Beijing: Researchers have identified that low microRNA (miRNA) immunity increases the risk of COVID-19 infection in older adults and people with diabetes.
MicroRNAs are a key class of gene expression regulators which play an important role in inflammation and immune response.
The study led by researchers from Nanjing University in China identified four circulating miRNAs -- miR-7-5p, miR-24-3p, miR-145-5p and miR-223-3p -- which are high in healthy people and much lower in older people and diabetic patients.
These miRNAs could effectively inhibit SARS-CoV-2 replication by directly targeting the S protein, said Chen-Yu Zhang from the varsity's School of Life Sciences.
Serum exosomes containing these miRNAs from young people could strongly inhibit SARS-CoV-2 replication, but this inhibitory effect was low in older people and diabetic patients, the researchers said.
The long-term exercise was found to increase the level of these miRNAs in the blood offering better protection against the SARS-CoV-2 virus.

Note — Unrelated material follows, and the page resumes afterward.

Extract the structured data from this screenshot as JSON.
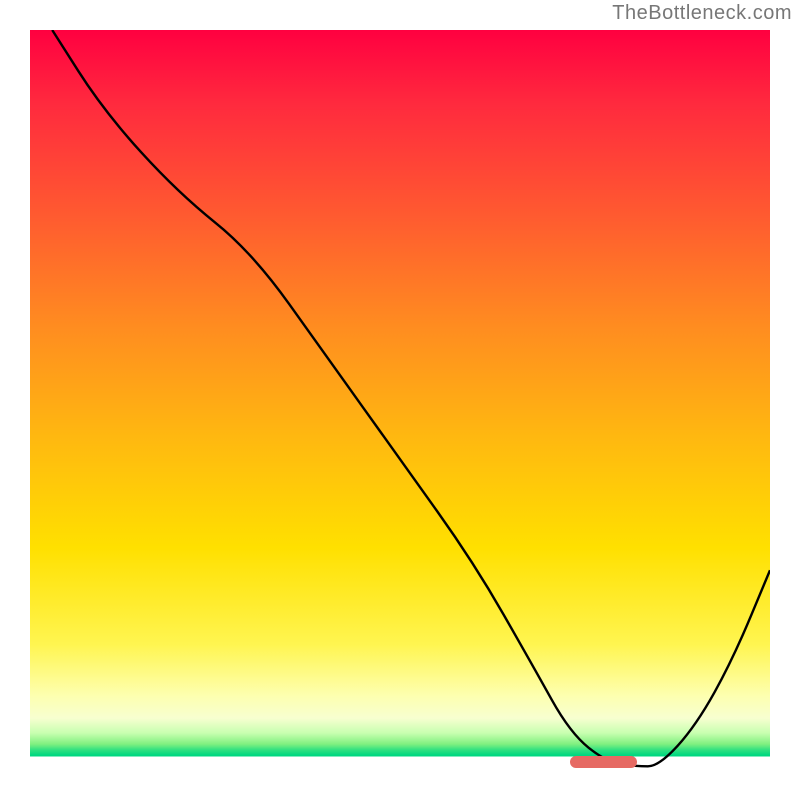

The team found that three out of the four circulating miRNAs are significantly increased in the serum of healthy volunteers after 8-weeks' continuous physical exercise. Serum exosomes isolated from these volunteers also showed stronger inhibitory effects on S protein expression and SARS-CoV-2 replication.
The study also provides an interesting observation that continuous physical exercise could boost miRNA immunity against SARS-CoV-2, which gives you another reason to hit the gym after work. Working out every day would therefore help all of us, old or young, to stay out of Covid-19's way.

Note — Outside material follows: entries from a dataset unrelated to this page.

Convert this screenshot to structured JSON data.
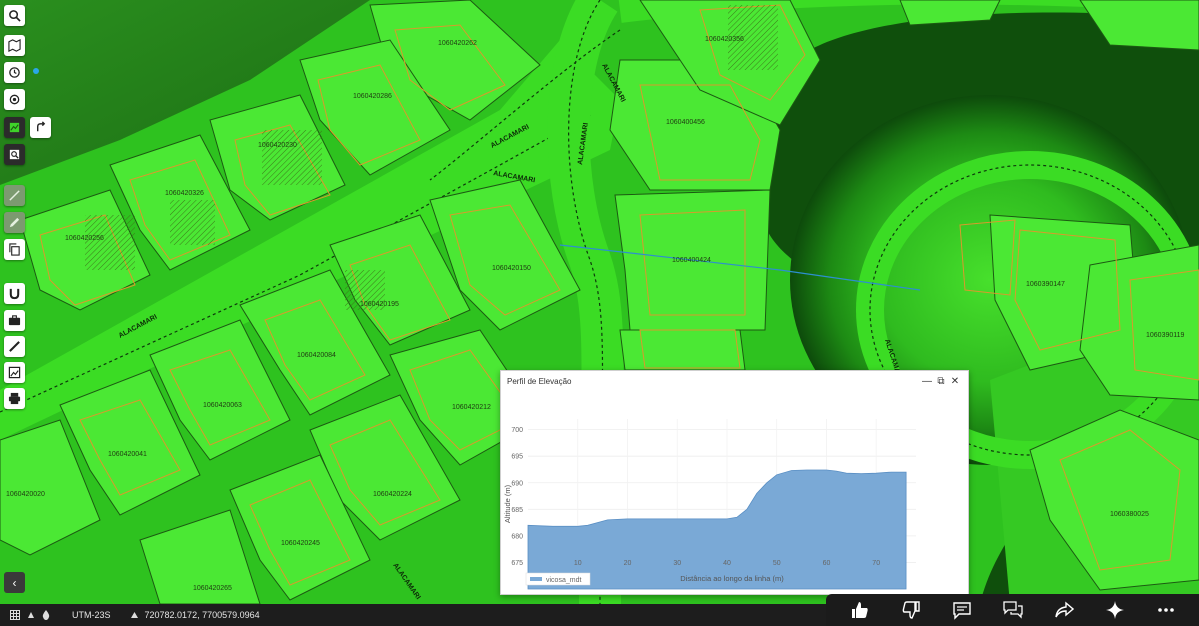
{
  "map": {
    "parcels": [
      "1060420262",
      "1060420286",
      "1060420230",
      "1060420326",
      "1060420256",
      "1060420150",
      "1060420195",
      "1060420356",
      "1060420084",
      "1060420063",
      "1060420041",
      "1060420212",
      "1060420020",
      "1060420224",
      "1060420245",
      "1060420265",
      "1060400456",
      "1060400424",
      "1060390147",
      "1060390119",
      "1060380025",
      "1060400490"
    ],
    "streets": [
      "ALACAMARI",
      "ALACAMARI",
      "ALACAMARI",
      "ALACAMARI",
      "ALACAMARI",
      "ALACAMARI",
      "ALACAMARI"
    ]
  },
  "toolbar": {
    "buttons": [
      {
        "name": "search-icon"
      },
      {
        "name": "map-icon"
      },
      {
        "name": "history-icon"
      },
      {
        "name": "locate-icon"
      },
      {
        "name": "layers-icon"
      },
      {
        "name": "rotate-icon"
      },
      {
        "name": "zoom-icon"
      },
      {
        "name": "draw-line-icon"
      },
      {
        "name": "pencil-icon"
      },
      {
        "name": "copy-icon"
      },
      {
        "name": "magnet-icon"
      },
      {
        "name": "briefcase-icon"
      },
      {
        "name": "ruler-icon"
      },
      {
        "name": "image-icon"
      },
      {
        "name": "print-icon"
      }
    ]
  },
  "elevation_panel": {
    "title": "Perfil de Elevação",
    "minimize": "—",
    "restore": "⧉",
    "close": "✕",
    "legend_series": "vicosa_mdt"
  },
  "chart_data": {
    "type": "area",
    "title": "",
    "xlabel": "Distância ao longo da linha (m)",
    "ylabel": "Altitude (m)",
    "xlim": [
      0,
      78
    ],
    "ylim": [
      670,
      702
    ],
    "xticks": [
      10,
      20,
      30,
      40,
      50,
      60,
      70
    ],
    "yticks": [
      675,
      680,
      685,
      690,
      695,
      700
    ],
    "legend_position": "bottom-left",
    "grid": true,
    "color": "#7aa9d6",
    "series": [
      {
        "name": "vicosa_mdt",
        "x": [
          0,
          5,
          10,
          12,
          16,
          20,
          25,
          30,
          35,
          40,
          42,
          44,
          46,
          48,
          50,
          53,
          56,
          60,
          62,
          64,
          67,
          70,
          73,
          76
        ],
        "y": [
          682,
          681.8,
          681.8,
          682,
          683,
          683.2,
          683.2,
          683.2,
          683.2,
          683.2,
          683.5,
          685,
          688,
          690,
          691.5,
          692.3,
          692.4,
          692.4,
          692.2,
          691.8,
          691.7,
          691.8,
          692,
          692
        ]
      }
    ]
  },
  "status_bar": {
    "projection": "UTM-23S",
    "coordinates": "720782.0172, 7700579.0964",
    "collapse": "‹"
  },
  "reactions": [
    {
      "name": "thumbs-up-icon"
    },
    {
      "name": "thumbs-down-icon"
    },
    {
      "name": "comment-icon"
    },
    {
      "name": "chat-icon"
    },
    {
      "name": "share-icon"
    },
    {
      "name": "sparkle-icon"
    },
    {
      "name": "more-icon"
    }
  ]
}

Further, the findings, detailed in the journal Signal Transduction and Targeted Therapy, also demonstrates for the first time that our own endogenous miRNAs could directly inhibit SARS-CoV-2 virus.
Previous studies led by the tema have shown that approximately 89 per cent of viruses that infect humans could be targeted by human miRNAs. The new study provides strong and direct evidence supporting the theory that miRNAs, particularly extracellular miRNAs, could function as "RNA defense" and protect cells against foreign nucleic acids, Zhang said.
The study indicates that miRNAs are an important component of the endogenous RNA-based immune system to fight virus infection. This new understanding of miRNA function may provide new perspectives for prevention, surveillance and treatment of Covid-19, Zhang added.